26.06.2009 — Música, Resenhas

Tortoise
Beacons of Ancestorship
(Thrill Jockey; 2009)

Por tudo o que fez nesses quase 20 anos de carreira, acho que o Tortoise não precisa provar mais nada. Ainda mais depois da trinca Millions Now Living Will Never Die, TNT e Standards e do show que vi em São Paulo. E eu sinceramente nem sei muito bem o que esperar de novos discos da banda e costumo nem criar expectativas. Mas devo dizer que, de certa forma, Beacons of Ancestorship, para o bom ou para o mal, me pegou desprevenido.

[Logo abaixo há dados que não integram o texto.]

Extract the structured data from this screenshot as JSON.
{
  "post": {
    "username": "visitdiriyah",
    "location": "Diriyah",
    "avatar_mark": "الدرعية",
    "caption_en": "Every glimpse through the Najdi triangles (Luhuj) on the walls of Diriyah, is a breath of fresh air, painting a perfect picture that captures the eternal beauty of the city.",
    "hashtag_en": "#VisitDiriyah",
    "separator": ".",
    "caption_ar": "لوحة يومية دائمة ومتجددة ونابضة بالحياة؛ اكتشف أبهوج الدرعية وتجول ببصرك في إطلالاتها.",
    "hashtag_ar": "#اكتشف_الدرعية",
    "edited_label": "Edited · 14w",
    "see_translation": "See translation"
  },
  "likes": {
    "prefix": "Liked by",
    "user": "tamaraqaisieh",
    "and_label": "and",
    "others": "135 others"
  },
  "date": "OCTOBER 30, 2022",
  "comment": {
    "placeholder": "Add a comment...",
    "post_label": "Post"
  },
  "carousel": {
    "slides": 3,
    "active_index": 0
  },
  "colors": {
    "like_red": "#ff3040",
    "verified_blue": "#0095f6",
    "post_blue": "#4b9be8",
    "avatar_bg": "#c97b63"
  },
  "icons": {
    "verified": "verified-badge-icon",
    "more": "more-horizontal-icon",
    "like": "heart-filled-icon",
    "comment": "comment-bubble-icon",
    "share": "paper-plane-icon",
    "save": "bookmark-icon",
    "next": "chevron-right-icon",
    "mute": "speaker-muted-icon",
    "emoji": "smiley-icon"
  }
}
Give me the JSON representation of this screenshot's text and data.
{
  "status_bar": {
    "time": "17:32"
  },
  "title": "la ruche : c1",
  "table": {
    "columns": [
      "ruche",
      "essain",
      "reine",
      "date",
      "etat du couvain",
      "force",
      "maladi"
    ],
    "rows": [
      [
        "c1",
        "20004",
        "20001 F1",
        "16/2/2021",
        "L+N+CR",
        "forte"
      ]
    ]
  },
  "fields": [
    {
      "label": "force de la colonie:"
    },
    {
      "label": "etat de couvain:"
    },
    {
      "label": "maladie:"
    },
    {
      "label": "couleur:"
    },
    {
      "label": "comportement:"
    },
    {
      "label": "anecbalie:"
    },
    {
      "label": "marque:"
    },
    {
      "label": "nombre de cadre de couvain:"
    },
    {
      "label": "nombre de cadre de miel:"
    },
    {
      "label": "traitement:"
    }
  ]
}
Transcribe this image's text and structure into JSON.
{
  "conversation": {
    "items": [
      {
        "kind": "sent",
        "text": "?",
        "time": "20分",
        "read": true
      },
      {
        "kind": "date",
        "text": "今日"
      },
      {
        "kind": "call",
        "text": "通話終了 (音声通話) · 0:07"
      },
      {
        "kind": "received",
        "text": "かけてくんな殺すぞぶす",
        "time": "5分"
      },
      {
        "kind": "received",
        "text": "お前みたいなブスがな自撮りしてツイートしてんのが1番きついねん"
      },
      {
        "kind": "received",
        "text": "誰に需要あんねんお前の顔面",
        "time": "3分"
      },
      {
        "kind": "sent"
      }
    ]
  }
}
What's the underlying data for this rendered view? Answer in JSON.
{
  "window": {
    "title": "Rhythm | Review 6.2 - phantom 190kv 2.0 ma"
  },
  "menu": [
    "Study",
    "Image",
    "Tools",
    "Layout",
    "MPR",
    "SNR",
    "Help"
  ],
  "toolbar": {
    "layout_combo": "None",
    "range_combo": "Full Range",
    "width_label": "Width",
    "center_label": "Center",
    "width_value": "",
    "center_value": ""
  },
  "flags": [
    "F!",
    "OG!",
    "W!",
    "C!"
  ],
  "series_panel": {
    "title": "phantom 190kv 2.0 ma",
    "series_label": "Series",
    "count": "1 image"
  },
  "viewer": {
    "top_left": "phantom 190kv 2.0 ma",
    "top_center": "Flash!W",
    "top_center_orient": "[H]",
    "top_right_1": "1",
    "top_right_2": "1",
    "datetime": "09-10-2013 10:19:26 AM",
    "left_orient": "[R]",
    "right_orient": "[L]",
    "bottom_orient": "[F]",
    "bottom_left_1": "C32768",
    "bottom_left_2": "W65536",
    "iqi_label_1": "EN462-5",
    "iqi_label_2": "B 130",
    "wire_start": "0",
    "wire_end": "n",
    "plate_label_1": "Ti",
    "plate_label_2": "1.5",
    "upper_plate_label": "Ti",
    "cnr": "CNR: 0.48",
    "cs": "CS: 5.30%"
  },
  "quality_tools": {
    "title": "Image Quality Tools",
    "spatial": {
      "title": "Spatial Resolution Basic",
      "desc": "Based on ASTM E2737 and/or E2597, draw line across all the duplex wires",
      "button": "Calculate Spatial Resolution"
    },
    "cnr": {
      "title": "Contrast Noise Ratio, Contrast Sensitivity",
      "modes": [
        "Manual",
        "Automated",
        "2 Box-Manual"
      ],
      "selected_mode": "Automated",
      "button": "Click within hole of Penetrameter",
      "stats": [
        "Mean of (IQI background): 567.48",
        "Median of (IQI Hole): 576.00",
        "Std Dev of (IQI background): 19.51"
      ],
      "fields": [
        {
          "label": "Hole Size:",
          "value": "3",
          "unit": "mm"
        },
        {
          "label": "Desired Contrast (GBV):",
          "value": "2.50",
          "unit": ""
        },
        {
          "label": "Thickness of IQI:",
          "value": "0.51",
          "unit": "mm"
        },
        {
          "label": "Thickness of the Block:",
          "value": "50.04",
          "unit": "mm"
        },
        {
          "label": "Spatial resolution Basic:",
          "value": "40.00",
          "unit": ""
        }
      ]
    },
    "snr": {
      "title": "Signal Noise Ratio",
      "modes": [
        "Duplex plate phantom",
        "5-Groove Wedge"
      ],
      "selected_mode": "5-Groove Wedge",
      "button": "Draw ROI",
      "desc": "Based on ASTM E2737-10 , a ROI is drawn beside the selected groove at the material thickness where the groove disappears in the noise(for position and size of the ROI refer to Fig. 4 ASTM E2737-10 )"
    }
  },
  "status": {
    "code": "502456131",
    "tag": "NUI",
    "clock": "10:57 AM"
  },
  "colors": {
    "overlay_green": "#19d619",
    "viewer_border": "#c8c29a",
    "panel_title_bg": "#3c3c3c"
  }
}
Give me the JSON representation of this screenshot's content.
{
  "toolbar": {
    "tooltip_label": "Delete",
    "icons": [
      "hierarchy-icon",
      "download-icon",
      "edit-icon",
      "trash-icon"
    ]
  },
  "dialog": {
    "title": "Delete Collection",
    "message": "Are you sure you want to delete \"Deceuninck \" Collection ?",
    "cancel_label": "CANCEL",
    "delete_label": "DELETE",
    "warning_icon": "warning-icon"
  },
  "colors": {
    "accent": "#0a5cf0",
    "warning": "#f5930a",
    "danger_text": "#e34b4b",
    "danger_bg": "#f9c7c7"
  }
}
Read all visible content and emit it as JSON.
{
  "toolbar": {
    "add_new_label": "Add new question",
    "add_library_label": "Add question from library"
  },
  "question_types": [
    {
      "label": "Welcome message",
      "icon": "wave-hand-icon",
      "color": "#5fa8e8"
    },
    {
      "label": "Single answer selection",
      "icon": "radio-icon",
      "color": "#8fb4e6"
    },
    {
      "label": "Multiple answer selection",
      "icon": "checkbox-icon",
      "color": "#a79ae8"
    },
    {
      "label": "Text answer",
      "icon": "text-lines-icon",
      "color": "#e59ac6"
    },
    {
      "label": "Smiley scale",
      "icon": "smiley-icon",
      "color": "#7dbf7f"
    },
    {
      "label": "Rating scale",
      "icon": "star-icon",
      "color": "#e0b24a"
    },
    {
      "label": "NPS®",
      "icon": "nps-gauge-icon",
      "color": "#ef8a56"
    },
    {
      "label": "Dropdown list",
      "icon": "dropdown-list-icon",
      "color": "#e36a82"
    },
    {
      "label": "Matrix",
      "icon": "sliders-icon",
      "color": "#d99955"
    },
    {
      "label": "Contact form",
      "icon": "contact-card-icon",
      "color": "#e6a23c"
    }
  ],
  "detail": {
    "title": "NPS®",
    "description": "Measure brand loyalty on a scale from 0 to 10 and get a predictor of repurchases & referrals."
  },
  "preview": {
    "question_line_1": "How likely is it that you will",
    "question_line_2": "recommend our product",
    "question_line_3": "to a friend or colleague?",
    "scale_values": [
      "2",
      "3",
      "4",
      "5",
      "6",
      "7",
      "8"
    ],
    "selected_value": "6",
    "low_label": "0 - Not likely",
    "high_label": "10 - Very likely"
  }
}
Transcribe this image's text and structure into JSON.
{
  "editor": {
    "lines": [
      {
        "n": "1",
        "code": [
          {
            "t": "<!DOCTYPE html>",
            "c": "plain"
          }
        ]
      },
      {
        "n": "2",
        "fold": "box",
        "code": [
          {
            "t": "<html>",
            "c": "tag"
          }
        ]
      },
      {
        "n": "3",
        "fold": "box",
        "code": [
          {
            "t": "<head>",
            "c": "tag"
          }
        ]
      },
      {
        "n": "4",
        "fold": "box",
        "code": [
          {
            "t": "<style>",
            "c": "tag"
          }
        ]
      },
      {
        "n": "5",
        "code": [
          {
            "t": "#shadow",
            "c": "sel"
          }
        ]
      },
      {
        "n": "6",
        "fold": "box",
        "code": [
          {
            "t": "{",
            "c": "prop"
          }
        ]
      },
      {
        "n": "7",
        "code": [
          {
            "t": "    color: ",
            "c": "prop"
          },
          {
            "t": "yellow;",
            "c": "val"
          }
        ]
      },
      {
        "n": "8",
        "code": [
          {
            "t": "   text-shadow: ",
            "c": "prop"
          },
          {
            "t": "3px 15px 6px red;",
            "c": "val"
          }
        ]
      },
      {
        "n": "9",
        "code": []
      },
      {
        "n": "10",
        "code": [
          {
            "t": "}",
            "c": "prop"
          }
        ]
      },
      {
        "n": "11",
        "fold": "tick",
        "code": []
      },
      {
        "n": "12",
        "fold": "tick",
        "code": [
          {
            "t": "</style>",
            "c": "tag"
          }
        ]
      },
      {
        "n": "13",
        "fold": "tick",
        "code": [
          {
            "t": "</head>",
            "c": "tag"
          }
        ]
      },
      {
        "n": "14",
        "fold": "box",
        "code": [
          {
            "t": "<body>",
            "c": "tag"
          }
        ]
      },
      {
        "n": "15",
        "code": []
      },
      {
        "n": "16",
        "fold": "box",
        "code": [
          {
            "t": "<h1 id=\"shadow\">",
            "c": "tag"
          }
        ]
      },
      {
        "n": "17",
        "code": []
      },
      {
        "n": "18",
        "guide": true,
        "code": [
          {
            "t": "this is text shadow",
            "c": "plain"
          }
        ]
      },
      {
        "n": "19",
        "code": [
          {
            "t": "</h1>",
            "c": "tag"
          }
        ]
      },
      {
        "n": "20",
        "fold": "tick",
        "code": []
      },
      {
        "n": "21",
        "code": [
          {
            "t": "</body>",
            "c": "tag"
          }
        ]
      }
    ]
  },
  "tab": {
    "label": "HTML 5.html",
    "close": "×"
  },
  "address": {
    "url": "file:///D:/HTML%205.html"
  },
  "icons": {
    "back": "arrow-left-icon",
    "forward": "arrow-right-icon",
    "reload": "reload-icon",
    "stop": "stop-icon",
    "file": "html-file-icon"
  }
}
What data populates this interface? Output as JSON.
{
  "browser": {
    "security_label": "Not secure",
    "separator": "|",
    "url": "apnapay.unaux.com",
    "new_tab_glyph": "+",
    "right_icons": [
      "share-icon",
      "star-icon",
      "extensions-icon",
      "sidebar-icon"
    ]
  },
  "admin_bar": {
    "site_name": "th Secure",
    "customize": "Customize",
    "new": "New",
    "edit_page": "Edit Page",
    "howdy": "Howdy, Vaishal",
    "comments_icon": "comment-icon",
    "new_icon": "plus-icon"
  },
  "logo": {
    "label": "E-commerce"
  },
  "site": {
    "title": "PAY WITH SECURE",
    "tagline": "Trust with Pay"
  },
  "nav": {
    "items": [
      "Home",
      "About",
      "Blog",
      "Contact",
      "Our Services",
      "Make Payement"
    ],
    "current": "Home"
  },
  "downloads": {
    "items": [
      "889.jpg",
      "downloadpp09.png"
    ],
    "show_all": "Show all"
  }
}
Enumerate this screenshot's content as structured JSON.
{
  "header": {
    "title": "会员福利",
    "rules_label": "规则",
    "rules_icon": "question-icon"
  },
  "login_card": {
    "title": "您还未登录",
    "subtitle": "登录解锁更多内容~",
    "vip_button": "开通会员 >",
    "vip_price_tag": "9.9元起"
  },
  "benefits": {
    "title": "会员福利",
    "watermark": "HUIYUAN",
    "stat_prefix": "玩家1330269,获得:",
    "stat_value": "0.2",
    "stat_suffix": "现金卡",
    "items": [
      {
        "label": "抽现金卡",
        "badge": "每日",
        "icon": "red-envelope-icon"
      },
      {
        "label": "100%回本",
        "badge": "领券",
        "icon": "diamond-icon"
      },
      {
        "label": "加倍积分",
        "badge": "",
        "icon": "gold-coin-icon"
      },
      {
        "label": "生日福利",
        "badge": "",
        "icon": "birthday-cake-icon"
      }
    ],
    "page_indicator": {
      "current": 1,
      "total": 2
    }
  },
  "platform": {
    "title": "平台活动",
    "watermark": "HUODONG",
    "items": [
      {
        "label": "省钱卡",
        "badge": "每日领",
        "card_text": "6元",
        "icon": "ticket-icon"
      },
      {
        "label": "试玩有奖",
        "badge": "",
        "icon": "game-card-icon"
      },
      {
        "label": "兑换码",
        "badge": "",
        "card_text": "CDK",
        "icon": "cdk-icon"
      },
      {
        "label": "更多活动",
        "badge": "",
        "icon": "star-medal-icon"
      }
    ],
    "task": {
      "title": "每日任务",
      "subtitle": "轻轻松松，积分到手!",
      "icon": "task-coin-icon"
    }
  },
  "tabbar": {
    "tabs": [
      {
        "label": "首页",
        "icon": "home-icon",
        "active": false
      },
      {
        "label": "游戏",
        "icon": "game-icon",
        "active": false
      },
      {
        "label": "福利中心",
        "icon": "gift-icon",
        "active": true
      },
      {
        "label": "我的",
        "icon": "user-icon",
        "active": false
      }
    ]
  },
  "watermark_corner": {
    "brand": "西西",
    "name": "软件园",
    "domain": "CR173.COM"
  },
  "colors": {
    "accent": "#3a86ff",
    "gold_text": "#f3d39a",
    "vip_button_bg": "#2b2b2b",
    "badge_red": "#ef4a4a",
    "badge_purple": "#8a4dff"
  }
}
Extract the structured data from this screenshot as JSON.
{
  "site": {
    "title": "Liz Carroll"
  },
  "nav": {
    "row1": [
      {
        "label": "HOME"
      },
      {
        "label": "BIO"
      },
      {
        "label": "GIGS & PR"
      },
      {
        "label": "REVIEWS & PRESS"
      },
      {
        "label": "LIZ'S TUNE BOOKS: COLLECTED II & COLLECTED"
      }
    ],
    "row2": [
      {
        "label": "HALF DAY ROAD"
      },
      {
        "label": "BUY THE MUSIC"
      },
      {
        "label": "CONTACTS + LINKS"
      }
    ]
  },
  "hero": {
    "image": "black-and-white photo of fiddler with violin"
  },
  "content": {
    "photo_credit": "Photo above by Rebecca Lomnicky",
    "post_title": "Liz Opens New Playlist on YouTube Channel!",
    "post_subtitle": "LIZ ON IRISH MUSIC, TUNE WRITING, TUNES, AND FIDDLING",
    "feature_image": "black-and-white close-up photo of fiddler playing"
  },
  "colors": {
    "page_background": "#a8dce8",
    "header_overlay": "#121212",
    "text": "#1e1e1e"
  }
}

Dá pra sacar logo de cara que pelo menos o Tortoise é uma das poucas bandas surgidas no bolo do pós-rock dos anos 90 que conseguiu seguir adiante com dignidade, sem cair no esquecimento ou na mesmice. “High Class Slim Came Floatin’ In” tem oito minutos e é a responsável pela abertura do álbum. Faixa pesada que parece três em uma, com muitas mudanças rítmicas. Enquanto isso, “Prepare Your Coffin” é puro Tortoise. Dizer isso explica tudo pra quem conhece a banda. É uma das melhores do disco, que segue com “Northern Something”, quase um baião eletrônico do mundo bizarro. A quarta faixa, “Gigantes”, é dançante apesar de torta, uma canção simples cuja batida a conduz até quase o final, quando sintetizadores e palmas tomam conta do todo.

Há ainda faixas curtas (“Penumbra”), pesadas (“Yinxianghechengqi”) e calmas (“The Fall Of Seven Diamonds Plus One”), tornando o termo post-rock simplesmente inútil para descrever o Tortoise aqui. Na sequência ouvimos “Minors”, que com guitarra e baixo característicos ao som do grupo deve agradar aos fãs. “Monument Six One Thousand” é um eletrônico sem muita inspiração até a entrada da guitarra e “de Chelly” prepara os ouvintes para “Charteroak Foundation”, cujo começo lembra muito “Zombie Eaters” (Faith No More), mas que, logo em seguida, ganha personalidade para encerrar o disco.

Beacons of Ancestorship é um álbum voltado muito mais para o ritmo do que para a melodia. As músicas estão, em sua grande maioria, apoiadas nas batidas e na parte rítmica, sendo assim um disco sonoramente mais seco do que Standards e It’s All Around You. Apesar de faltar sal em algumas músicas e o brilhantismo de outrora, é um bom disco que deixa transparecer uma importante busca por novas sonoridades e rumos, que podem render excelentes frutos num futuro próximo.